This thread has been raging for 2 years and 11 months? Inconceivable!
I've used every version of Apple's "iWork" (Apple doesn't refer to Pages, Numbers and Keynote as iWork anymore.) back thru its introduction on 2005. Plus FileMaker. I'm fully capable of delivering product using "iWork".
I've used every version of Microsoft's "Office" Word/Excel/PowerPoint/Mail/Outlook on Macs (starting when they became available in 1985, 2 years before Windows).
I've used every Windows version of the Office apps, including Access, Visio, Project and Publisher (which was Ventura Publisher before Microsoft bought it).

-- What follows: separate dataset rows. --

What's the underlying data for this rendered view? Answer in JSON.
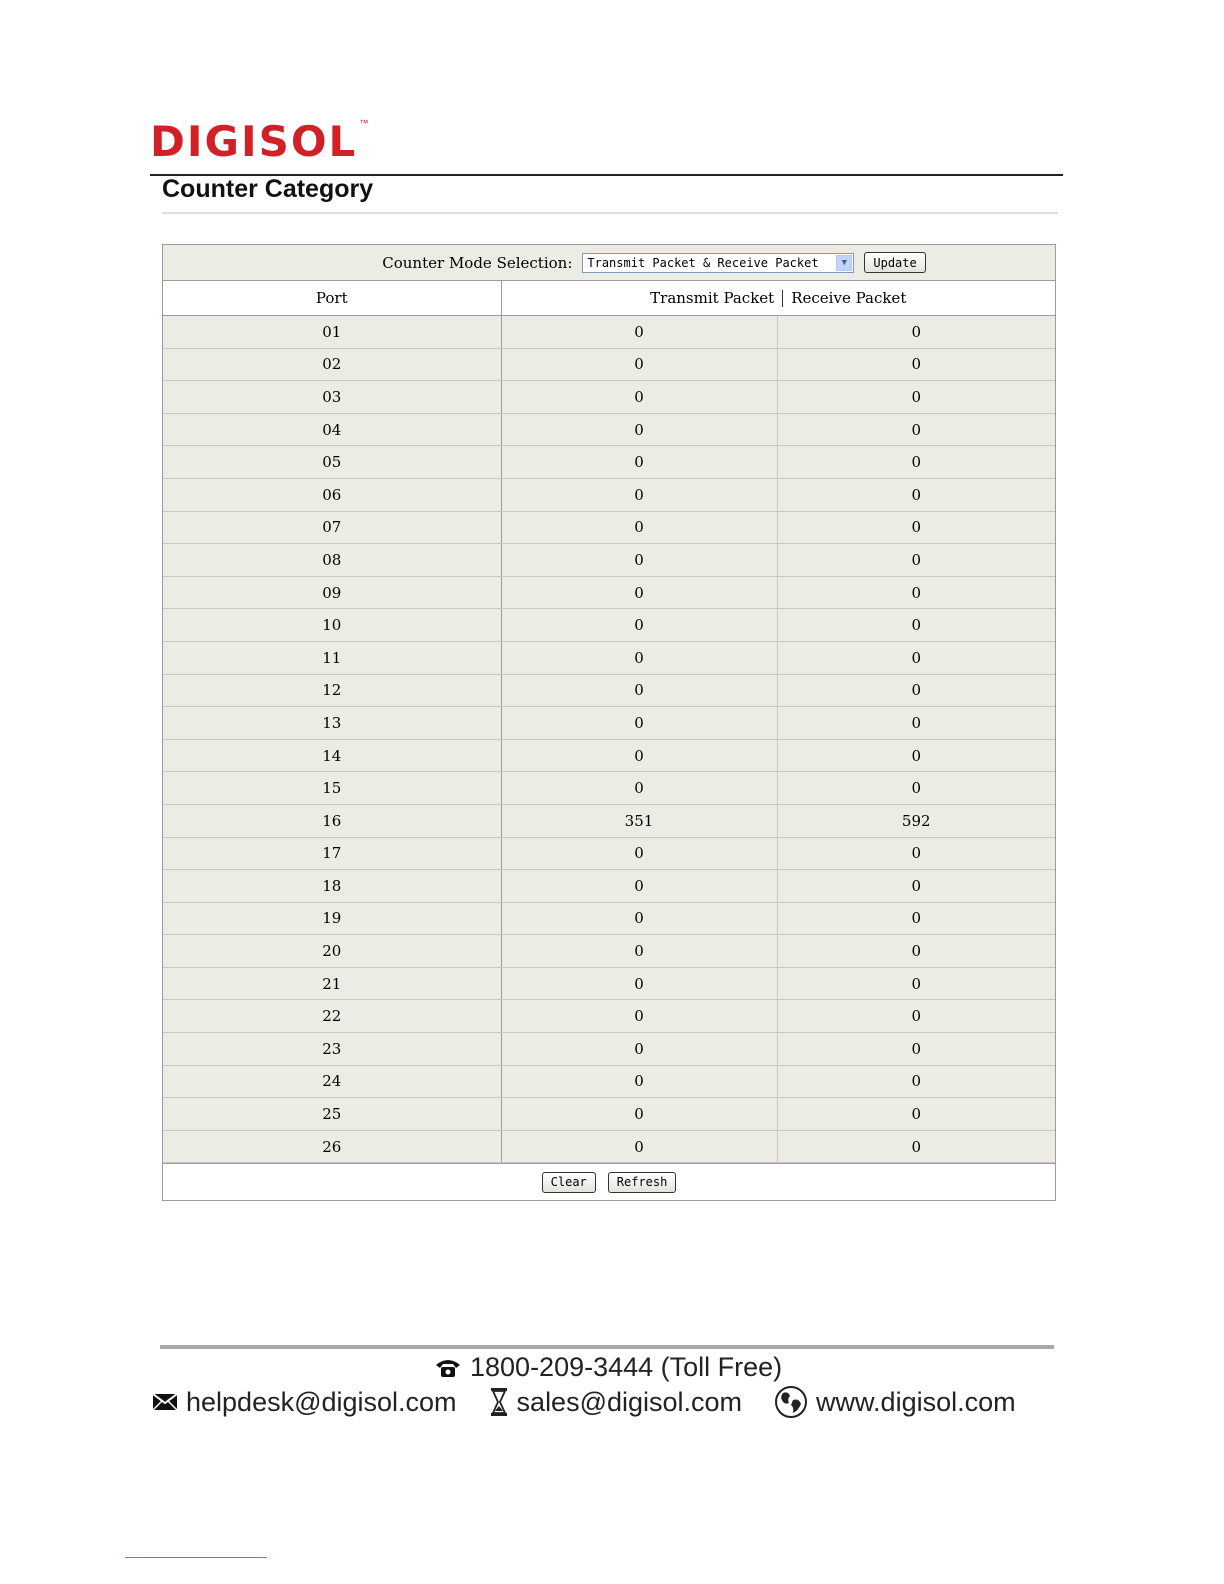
{
  "brand": {
    "logo_text": "DIGISOL",
    "trademark": "™"
  },
  "page": {
    "title": "Counter Category"
  },
  "counter_mode": {
    "label": "Counter Mode Selection:",
    "selected": "Transmit Packet & Receive Packet",
    "update_label": "Update"
  },
  "table": {
    "headers": {
      "port": "Port",
      "transmit": "Transmit Packet",
      "receive": "Receive Packet"
    },
    "rows": [
      {
        "port": "01",
        "tx": "0",
        "rx": "0"
      },
      {
        "port": "02",
        "tx": "0",
        "rx": "0"
      },
      {
        "port": "03",
        "tx": "0",
        "rx": "0"
      },
      {
        "port": "04",
        "tx": "0",
        "rx": "0"
      },
      {
        "port": "05",
        "tx": "0",
        "rx": "0"
      },
      {
        "port": "06",
        "tx": "0",
        "rx": "0"
      },
      {
        "port": "07",
        "tx": "0",
        "rx": "0"
      },
      {
        "port": "08",
        "tx": "0",
        "rx": "0"
      },
      {
        "port": "09",
        "tx": "0",
        "rx": "0"
      },
      {
        "port": "10",
        "tx": "0",
        "rx": "0"
      },
      {
        "port": "11",
        "tx": "0",
        "rx": "0"
      },
      {
        "port": "12",
        "tx": "0",
        "rx": "0"
      },
      {
        "port": "13",
        "tx": "0",
        "rx": "0"
      },
      {
        "port": "14",
        "tx": "0",
        "rx": "0"
      },
      {
        "port": "15",
        "tx": "0",
        "rx": "0"
      },
      {
        "port": "16",
        "tx": "351",
        "rx": "592"
      },
      {
        "port": "17",
        "tx": "0",
        "rx": "0"
      },
      {
        "port": "18",
        "tx": "0",
        "rx": "0"
      },
      {
        "port": "19",
        "tx": "0",
        "rx": "0"
      },
      {
        "port": "20",
        "tx": "0",
        "rx": "0"
      },
      {
        "port": "21",
        "tx": "0",
        "rx": "0"
      },
      {
        "port": "22",
        "tx": "0",
        "rx": "0"
      },
      {
        "port": "23",
        "tx": "0",
        "rx": "0"
      },
      {
        "port": "24",
        "tx": "0",
        "rx": "0"
      },
      {
        "port": "25",
        "tx": "0",
        "rx": "0"
      },
      {
        "port": "26",
        "tx": "0",
        "rx": "0"
      }
    ]
  },
  "actions": {
    "clear_label": "Clear",
    "refresh_label": "Refresh"
  },
  "footer": {
    "phone": "1800-209-3444 (Toll Free)",
    "helpdesk_email": "helpdesk@digisol.com",
    "sales_email": "sales@digisol.com",
    "website": "www.digisol.com"
  },
  "colors": {
    "brand_red": "#d32027",
    "table_cell_bg": "#ecece4"
  },
  "icons": [
    "phone-icon",
    "mail-icon",
    "hourglass-icon",
    "globe-icon",
    "chevron-down-icon"
  ]
}
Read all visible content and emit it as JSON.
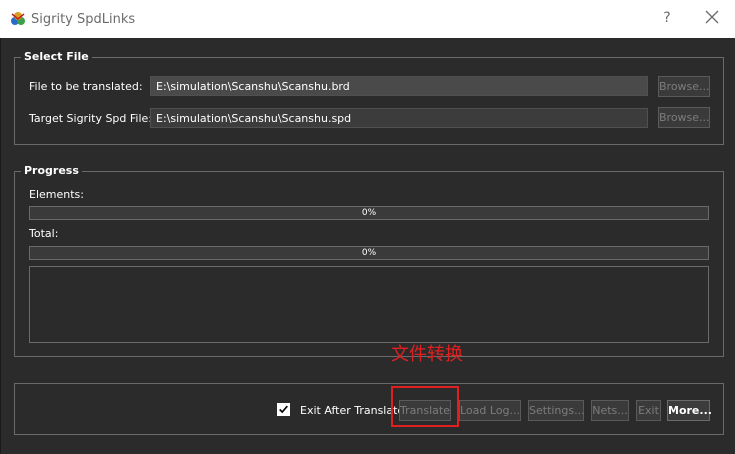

I've even dabbled in Dynamics, even before 1999 when it was Peachtree Acconting.
I've used all MS' abortive apps for personal finance, graphics, audio-visual creation, and web page design (some of which lives on in Sharepoint) on both platforms.
I've used OpenOffice and most of its forks, including natively on Linux.
I've used Apple's Cyberdog and even BeOS. I developed programs with Smart Form, Mac Project and HyperCard. I beta tested OS X.
I've watched C-beams glitter in the dark near the Tannhäuser Gate, dang it!
Not to be prideful - except I can't help it - but I find Apple's Pages/Numbers/Keynote less capable than Microsoft Office for rigorous, professional, collaborative, cross-platform writing. For example, Pages is missing, awkward or unstable with critical pro-level features (real-time clickable text navigation, Tables of figures, Table of contents, Index cross-referencing, concordance files, document version deltas, multi-document consolidation, in-document hyperlinking, digital rights management, digital signing, data fields for forms that can be extracted to a database... There's more.
Furthermore, I find Apple's sidebar UI needlessly dense, fussy and disorganized. I put up with the crazy sidebar in FileMaker Pro, because it's best in class, as far as I'm concerned, but Pages just makes me tired.
I'm not a fan of Microsoft's Ribbon, either, though. I don't know how to improve it with only two dimensions to work with. There is utterly massive potential to work in the third dimension with Apple's Vision Pro. But $4000! Daaaang, I can't affort that! That's, like, almost a whole tank of gas!